Self-consistent computation of pair production from non-relativistic effective field theories in the Keldysh-Schwinger formalism

This paper employs non-relativistic effective field theory and the Keldysh-Schwinger formalism to self-consistently compute pair production and Sommerfeld-enhanced annihilation, demonstrating that this approach unitarizes the cross-section in a temperature-dependent manner while confirming vacuum results and revealing that bound states remain on-shell during out-of-equilibrium decay despite having Breit-Wigner spectral functions.

Original authors: Tobias Binder, Edward Wang

Published 2026-04-14
📖 5 min read🧠 Deep dive

This is an AI-generated explanation of the paper below. It is not written or endorsed by the authors. For technical accuracy, refer to the original paper. Read full disclaimer

Imagine you are trying to predict how often two strangers in a crowded room will bump into each other and shake hands (annihilate). In the world of physics, these "strangers" are particles of Dark Matter, and the "room" is the early universe.

This paper tackles a very specific, tricky problem: What happens when these particles are so attracted to each other that they almost stick together, but then also have a chance to be created from thin air by the heat of the room?

Here is the breakdown using everyday analogies:

1. The Problem: The "Crowded Dance Floor" Effect

In the past, physicists knew that if two particles have an attractive force (like a magnet), they get pulled closer together. This makes them much more likely to collide and annihilate. This is called the Sommerfeld Enhancement.

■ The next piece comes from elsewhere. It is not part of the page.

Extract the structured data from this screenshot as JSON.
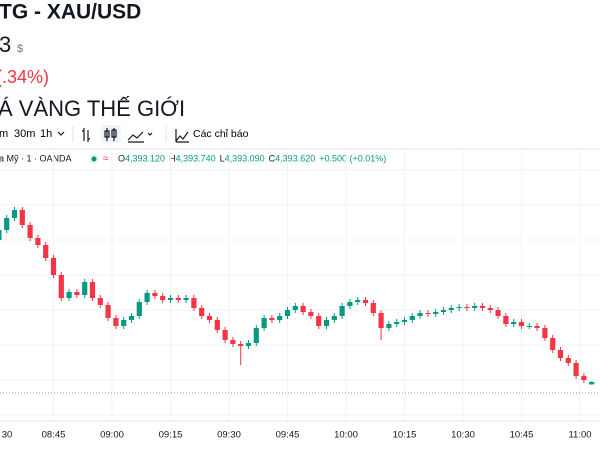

Think of it like a dance floor. If two people really like each other, they drift toward the center. The more they drift, the more likely they are to bump into someone else.

  • The Issue: In some scenarios, this attraction is so strong that the math predicts they will collide more often than physically possible. It's like predicting that a single dance floor can hold 10,000 people when it only fits 100. The math breaks the "rules of the universe" (called unitarity).

2. The Old Fix: The "Self-Consistent" Solution

Previous scientists fixed this by realizing that the particles aren't just drifting; they are also annihilating as they get close.

  • The Analogy: Imagine the dance floor has a "self-destruct" button. As the dancers get too close, they vanish. The old method calculated the dance floor size including the fact that people vanish as they crowd together. This fixed the math for particles floating in a cold, empty room (vacuum).

3. The New Twist: The "Hot Room" and "Reverse Magic"

This paper asks: What if the room is hot and crowded with other energy?
In the early universe, the heat is so intense that it doesn't just destroy particles; it can also create them out of thin air (pair production).

  • The Analogy: Now, imagine the dance floor is not just a place where people vanish, but also a place where the heat of the room occasionally spawns new dancers.
  • The Challenge: You have to calculate the dance floor size while accounting for:
    1. People being pulled together (attraction).
    2. People vanishing when they touch (annihilation).
    3. New people appearing out of the heat (creation).
    4. Crucially: Doing all this at the same time without breaking the math.

4. The Big Discovery: The "Ghostly" Bound States

The most surprising finding of this paper concerns "Bound States."

  • What are they? Sometimes, two particles get so attracted they get stuck together, like a couple holding hands in the middle of the dance floor. They form a temporary "pair."
  • The Paradox: Because these pairs are unstable (they eventually vanish), standard physics says they should be "fuzzy" or "blurred" (like a ghost with a wide shape).
  • The Result: The authors found that even though these pairs are "fuzzy" in their energy, they act like solid, sharp objects when they decay.
    • The Metaphor: Imagine a ghost that is so blurry you can't see its edges. But the moment it disappears, it vanishes from a single, precise point rather than fading out slowly.
    • Why it matters: This confirms that even in a chaotic, hot environment, these temporary pairs behave in a very predictable, "on-the-dot" way when they break apart.

5. The Method: The "Two-Path" Approach

To solve this, the authors used a sophisticated mathematical toolkit called Non-Relativistic Effective Field Theory (NREFT) combined with the Keldysh-Schwinger formalism.

  • Simple Translation: They used two different maps to navigate the same territory.
    1. Map A (NREFT): A general map that looks at the whole crowd.
    2. Map B (pNREFT): A zoomed-in map that focuses specifically on the pairs holding hands.
  • The Victory: Both maps led to the exact same destination. This gives them high confidence that their answer is correct.

Summary

This paper is a masterclass in fixing the math of the early universe. It confirms that:

  1. The "Crowded Dance Floor" math works even when you add the heat of the early universe.
  2. New particles can be created from the heat, and the math handles this smoothly.
  3. Temporary particle pairs are weird: they look blurry (fuzzy energy) but act sharp (precise location) when they die.

Why should you care?
Dark Matter makes up most of the matter in the universe. To understand how much Dark Matter exists today, we need to know exactly how it behaved in the first few seconds after the Big Bang. This paper ensures our calculations for that era are accurate, preventing us from making mistakes about the invisible stuff that holds galaxies together.